So, what should we expect now that Google has joined the fray with delivery drones and the UAV Coalition? Confirmation of (more) interest in unmanned systems. The Project Wing video shows us a string around a big toe dip in the product delivery solution pool. Let’s not discount the product delivery problem set that needs a software solution is huge, almost staggering in scale and scope without even considering the parts that will need FAA certification. Not to say that we can’t get there, but it’s a heck of a long way to Tipperary and we are just seeing what constitutes surface scratching now. However, I will say that these efforts are quaint, but could all benefit from more Richard Branson and less Marilyn Manson with the designs and applications. That stuff works for the garage tinker, but not the world’s top technology companies.
The ‘you are here” X on the map-
Some of the airspace integration veterans that use to discount my dissatisfaction about the game being somewhere between rigged and dysfunctional are now in agreement with many of those past assertions. The affirmation calls and emails have been rolling in from all sides of this complex issue. Yes, it took eight plus years, but my process misgivings turned out to be more then the DoD vendor asserted ranting’s of Poprishchin as we are pretty much where I said we would be, and without a paddle. Everyone agrees that we are in dire need a new crew of rowers to get this Waka Tangata headed in the right direction.
The UAV Coalition –
The o-dark-thirty wake up call came from the FAA Interpretation of the Special Rule for Model Aircraft. The interpretation is exactly what the ATO concierge stated they wanted back in 2008, and that they would be writing the rules for the RC hobby community. Looks like Congress must have gotten the memo cause most of it is in the Reauthorization. Going over some of my notes from the sUAS ARC, I found a quote stating, “if you weren’t flying on an AMA field you wouldn’t be in compliance with the AMA guidelines.” Holy moly that was a “mobilize” the membership phrase if I had ever heard one.
The real wake up call surprise is the volume of emails and phone calls from folks complaining about how the FAA’s interpretations has come along and torpedoed their business plan. “I can’t do any testing, no exemption for universities, etc.” Most of the time, I quietly (hard to imagine) think to myself that this is the same stuff has been against FAA policy since 2007. Was it the little Do’s and Don’t pictogram that turned out to be the Rosetta stone? Folks wonder why I went along with the policy clarification or anything the FAA says, but I understand their intent (while not agreeing with the policy or its construction), and not an alternative reality. Putting together a business plan in this regulatory fuster cluck is like betting the farm on the bad side of a fixed WWE wrestling match.

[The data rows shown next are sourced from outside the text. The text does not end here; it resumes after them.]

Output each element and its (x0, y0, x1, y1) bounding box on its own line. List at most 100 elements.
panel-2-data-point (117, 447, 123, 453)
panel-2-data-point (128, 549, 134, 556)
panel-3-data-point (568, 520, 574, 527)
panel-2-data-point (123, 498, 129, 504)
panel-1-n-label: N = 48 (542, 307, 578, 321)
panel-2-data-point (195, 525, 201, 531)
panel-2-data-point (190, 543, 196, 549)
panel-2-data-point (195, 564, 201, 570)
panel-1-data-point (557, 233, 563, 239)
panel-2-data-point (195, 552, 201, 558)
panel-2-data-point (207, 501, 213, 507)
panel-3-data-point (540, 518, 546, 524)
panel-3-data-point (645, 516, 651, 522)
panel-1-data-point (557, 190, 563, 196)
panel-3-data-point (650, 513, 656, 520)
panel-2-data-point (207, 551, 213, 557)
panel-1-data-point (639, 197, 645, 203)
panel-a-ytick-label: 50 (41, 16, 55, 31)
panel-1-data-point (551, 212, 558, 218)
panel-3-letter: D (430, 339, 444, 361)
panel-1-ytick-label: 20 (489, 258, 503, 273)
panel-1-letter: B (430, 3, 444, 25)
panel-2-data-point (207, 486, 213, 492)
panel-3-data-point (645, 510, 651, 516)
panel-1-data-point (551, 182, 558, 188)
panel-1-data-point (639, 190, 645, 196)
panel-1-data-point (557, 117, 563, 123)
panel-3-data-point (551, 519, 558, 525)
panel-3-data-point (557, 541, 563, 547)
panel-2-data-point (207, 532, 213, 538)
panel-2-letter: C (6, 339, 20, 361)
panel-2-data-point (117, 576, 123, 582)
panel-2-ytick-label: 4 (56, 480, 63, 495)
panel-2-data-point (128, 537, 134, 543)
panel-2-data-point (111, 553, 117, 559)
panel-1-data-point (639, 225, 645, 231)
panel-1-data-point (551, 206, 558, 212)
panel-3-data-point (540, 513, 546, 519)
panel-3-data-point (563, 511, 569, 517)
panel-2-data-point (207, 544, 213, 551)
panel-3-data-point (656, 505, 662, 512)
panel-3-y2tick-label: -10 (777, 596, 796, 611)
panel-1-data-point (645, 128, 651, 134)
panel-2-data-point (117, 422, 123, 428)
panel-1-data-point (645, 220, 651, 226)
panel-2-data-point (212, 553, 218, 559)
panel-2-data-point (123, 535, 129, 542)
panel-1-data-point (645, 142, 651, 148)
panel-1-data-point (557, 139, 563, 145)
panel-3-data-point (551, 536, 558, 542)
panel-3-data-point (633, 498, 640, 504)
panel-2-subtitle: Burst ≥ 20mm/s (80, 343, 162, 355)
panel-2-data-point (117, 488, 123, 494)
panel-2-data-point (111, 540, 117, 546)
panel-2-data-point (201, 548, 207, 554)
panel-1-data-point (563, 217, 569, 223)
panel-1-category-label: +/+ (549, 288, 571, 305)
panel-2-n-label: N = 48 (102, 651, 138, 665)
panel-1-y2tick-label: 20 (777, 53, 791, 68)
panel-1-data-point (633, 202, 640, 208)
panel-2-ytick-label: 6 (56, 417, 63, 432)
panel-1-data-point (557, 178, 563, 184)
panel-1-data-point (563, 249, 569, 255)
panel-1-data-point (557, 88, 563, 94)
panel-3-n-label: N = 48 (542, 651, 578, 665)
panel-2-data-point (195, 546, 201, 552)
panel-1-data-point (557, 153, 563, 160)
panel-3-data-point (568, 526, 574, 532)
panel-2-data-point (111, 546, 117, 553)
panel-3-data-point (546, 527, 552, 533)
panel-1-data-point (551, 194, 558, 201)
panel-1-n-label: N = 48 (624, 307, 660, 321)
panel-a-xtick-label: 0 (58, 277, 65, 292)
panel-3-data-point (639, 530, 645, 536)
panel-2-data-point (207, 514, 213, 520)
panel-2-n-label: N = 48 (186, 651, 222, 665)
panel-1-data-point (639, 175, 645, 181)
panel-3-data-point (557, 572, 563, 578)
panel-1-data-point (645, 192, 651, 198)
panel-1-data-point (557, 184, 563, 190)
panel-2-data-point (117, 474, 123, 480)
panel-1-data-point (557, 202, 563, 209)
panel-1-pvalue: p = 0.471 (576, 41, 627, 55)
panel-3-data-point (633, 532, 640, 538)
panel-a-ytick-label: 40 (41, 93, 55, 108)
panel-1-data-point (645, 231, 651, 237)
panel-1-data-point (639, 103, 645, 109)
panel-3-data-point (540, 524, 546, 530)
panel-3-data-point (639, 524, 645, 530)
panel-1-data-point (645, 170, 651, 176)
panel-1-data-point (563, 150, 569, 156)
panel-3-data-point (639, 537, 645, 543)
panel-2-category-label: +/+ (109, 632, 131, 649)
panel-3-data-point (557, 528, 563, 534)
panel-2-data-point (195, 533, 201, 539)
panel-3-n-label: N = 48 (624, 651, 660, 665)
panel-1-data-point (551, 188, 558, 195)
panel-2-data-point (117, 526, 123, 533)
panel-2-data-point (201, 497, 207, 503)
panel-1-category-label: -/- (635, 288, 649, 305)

I wish I could say the affirmation was all good and that we would be flying around and realizing the benefits of the technology, building businesses and making the world a better place. Alas, it is not. It is we missed the boat; the DoD vendors are controlling the effort and their commercial advocacy efforts have been totally counterproductive for everyone including those inside the vendor circles.

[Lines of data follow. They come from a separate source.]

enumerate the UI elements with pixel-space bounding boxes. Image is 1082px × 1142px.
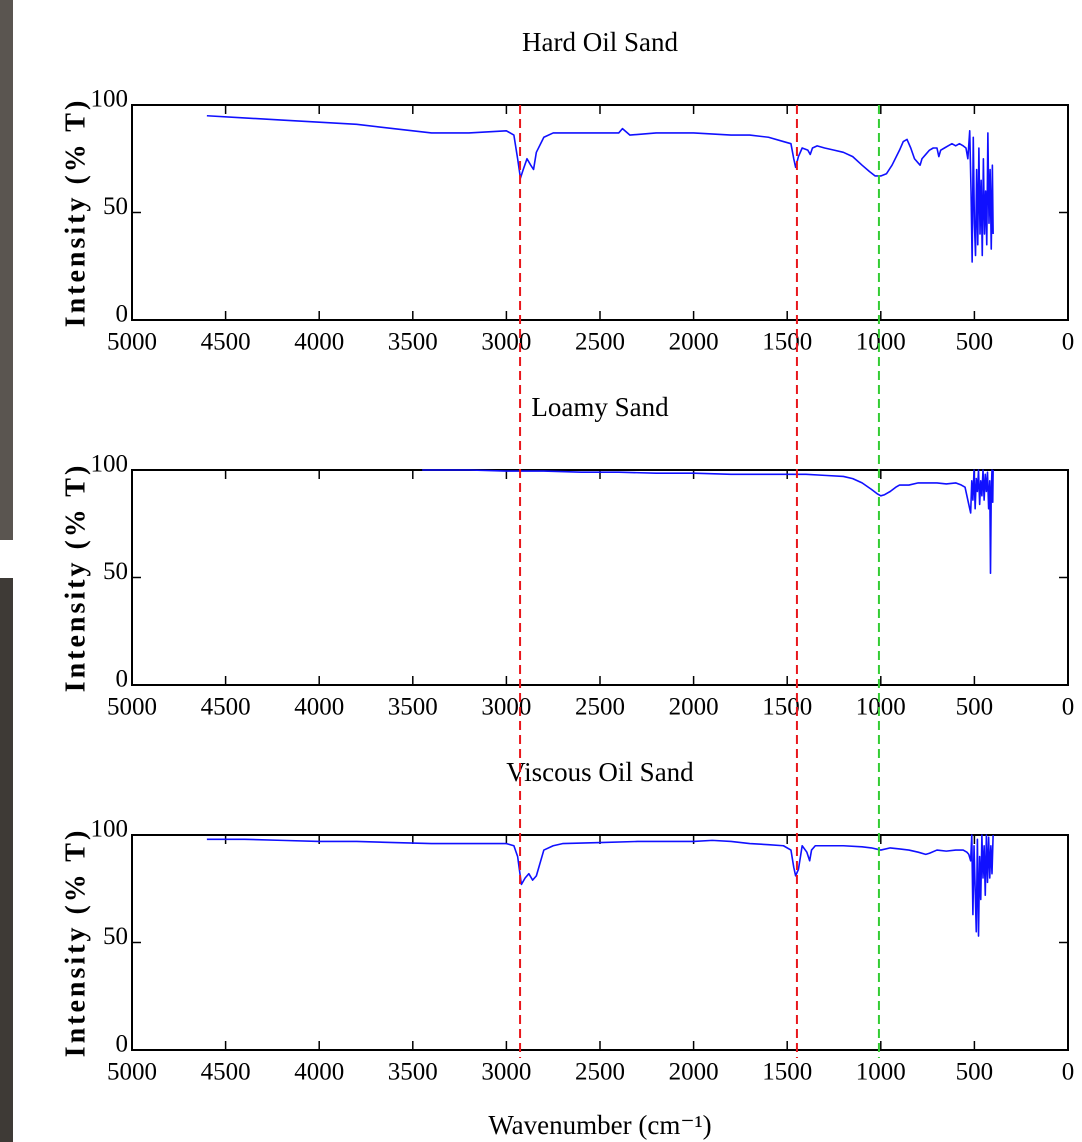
x-tick-label: 0 (1062, 1059, 1075, 1086)
x-tick-label: 500 (956, 1059, 994, 1086)
x-tick-label: 500 (956, 329, 994, 356)
x-tick-label: 4000 (294, 694, 344, 721)
x-tick-label: 0 (1062, 694, 1075, 721)
x-tick-label: 3500 (388, 694, 438, 721)
y-tick-label: 0 (116, 1031, 129, 1058)
x-tick-label: 1000 (856, 329, 906, 356)
y-tick-label: 50 (103, 558, 128, 585)
x-tick-label: 2000 (669, 694, 719, 721)
x-tick-label: 4500 (201, 694, 251, 721)
y-tick-label: 50 (103, 923, 128, 950)
x-axis-label: Wavenumber (cm⁻¹) (488, 1110, 711, 1140)
chart-title: Viscous Oil Sand (506, 757, 694, 787)
spectrum-line (206, 834, 994, 937)
spectrum-line (206, 114, 994, 263)
x-tick-label: 5000 (107, 1059, 157, 1086)
x-tick-label: 3500 (388, 329, 438, 356)
y-tick-label: 50 (103, 193, 128, 220)
x-tick-label: 1000 (856, 1059, 906, 1086)
x-tick-label: 1500 (762, 1059, 812, 1086)
x-tick-label: 1500 (762, 329, 812, 356)
x-tick-label: 5000 (107, 694, 157, 721)
y-axis-label: Intensity (% T) (60, 98, 91, 328)
x-tick-label: 3000 (481, 694, 531, 721)
x-tick-label: 3000 (481, 1059, 531, 1086)
x-tick-label: 500 (956, 694, 994, 721)
x-tick-label: 1500 (762, 694, 812, 721)
x-tick-label: 2000 (669, 329, 719, 356)
x-tick-label: 2500 (575, 1059, 625, 1086)
x-tick-label: 3500 (388, 1059, 438, 1086)
x-tick-label: 4000 (294, 1059, 344, 1086)
y-tick-label: 0 (116, 301, 129, 328)
x-tick-label: 1000 (856, 694, 906, 721)
y-tick-label: 100 (91, 451, 129, 478)
y-tick-label: 100 (91, 816, 129, 843)
photo-edge (0, 0, 13, 540)
x-tick-label: 2500 (575, 329, 625, 356)
y-tick-label: 0 (116, 666, 129, 693)
x-tick-label: 5000 (107, 329, 157, 356)
x-tick-label: 2500 (575, 694, 625, 721)
spectrum-line (422, 469, 994, 574)
y-axis-label: Intensity (% T) (60, 463, 91, 693)
chart-title: Hard Oil Sand (522, 27, 678, 57)
x-tick-label: 2000 (669, 1059, 719, 1086)
chart-title: Loamy Sand (531, 392, 669, 422)
x-tick-label: 4500 (201, 1059, 251, 1086)
x-tick-label: 3000 (481, 329, 531, 356)
y-tick-label: 100 (91, 86, 129, 113)
y-axis-label: Intensity (% T) (60, 828, 91, 1058)
x-tick-label: 0 (1062, 329, 1075, 356)
x-tick-label: 4500 (201, 329, 251, 356)
photo-edge (0, 578, 13, 1142)
x-tick-label: 4000 (294, 329, 344, 356)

More affirmation as the AkIn Gump representation hire is definitely a civilian regulatory effort moonshot.
I’ve been calling for action for years and doubled down when sequestration first reared its ugly head. AUVSI’s management was made aware that it was time for action and that the association needed to evolve, or the frog may very well face extinction. This warning and other go forward advice (over the last six + years) was met with what have become customary chuckles and laughter. I imagine the Coalition sidestep has put a dampener on the jocularity as many people see this as an ice bucket on associations head. (This family friendly analogy was substituted for popular sentiment.)
The reasons the Coalition didn’t throw in with the DoD were for several of the reasons I’ve been writing about and espousing for years.

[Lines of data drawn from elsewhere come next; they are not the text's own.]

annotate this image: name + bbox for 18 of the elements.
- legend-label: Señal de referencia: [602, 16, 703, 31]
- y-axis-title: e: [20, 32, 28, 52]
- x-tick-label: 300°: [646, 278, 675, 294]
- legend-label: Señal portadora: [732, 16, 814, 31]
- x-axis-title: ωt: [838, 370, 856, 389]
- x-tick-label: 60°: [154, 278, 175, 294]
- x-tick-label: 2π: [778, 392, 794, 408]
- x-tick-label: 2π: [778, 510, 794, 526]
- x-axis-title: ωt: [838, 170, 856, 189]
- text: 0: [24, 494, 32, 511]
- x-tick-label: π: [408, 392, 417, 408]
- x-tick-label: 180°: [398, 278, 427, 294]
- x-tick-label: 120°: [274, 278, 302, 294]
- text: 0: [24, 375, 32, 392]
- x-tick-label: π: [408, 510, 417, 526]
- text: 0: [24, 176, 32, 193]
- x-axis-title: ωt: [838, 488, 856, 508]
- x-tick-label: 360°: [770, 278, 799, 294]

1. The FAA and DoD interests are trying to regulate 10-year-old technology, and that is just lots of good money after bad.
2. Controversy avoidance. No one wants to be the target of a die in or for his or her business being associated with the Hellfire wielding Extrajudicial Killing Machine.
3. No credible support for business besides those accustom to the FBO process
4. The commercial crowd is interested in different uses and applications not an Asymmetrical warfare holdover.
5. The integration pace is on the Geological Time Scale (GTC)
6. The FAA lacks the will. Other countries around the world have made it work.
Attendees of the Small Unmanned Systems Business Exposition 2013 got the inside track into the type of lobbying horsepower the tech companies had. I will surmise here for the sake of brevity. (The links provided allow you to watch and view the presentation at your leisure.)
The FAA doesn’t know it yet, but they are up for their own wake up call(rude or otherwise) as the good old days of relative obscurity for the U.S. UAS airspace integration effort are over. Front-page attention by the major news media will start to build an integration effort memory and timeline. Quotes from those in the public’s employ about timelines and other milestones not coming to fruition will not go unnoticed or, only built into Miss-O-Matic counters anymore. This issue is popular, and the editors at the major media outlets can’t get enough of drone stories as the clicks roll in for the advertisers with ever article. Incase you were wondering, it is the real reason that the D-word is here to stay.
On the milestone note, I will leave you with the following spoiler. Whispers are starting to surface that we may not see the sUAS NPRM drop before January 2015.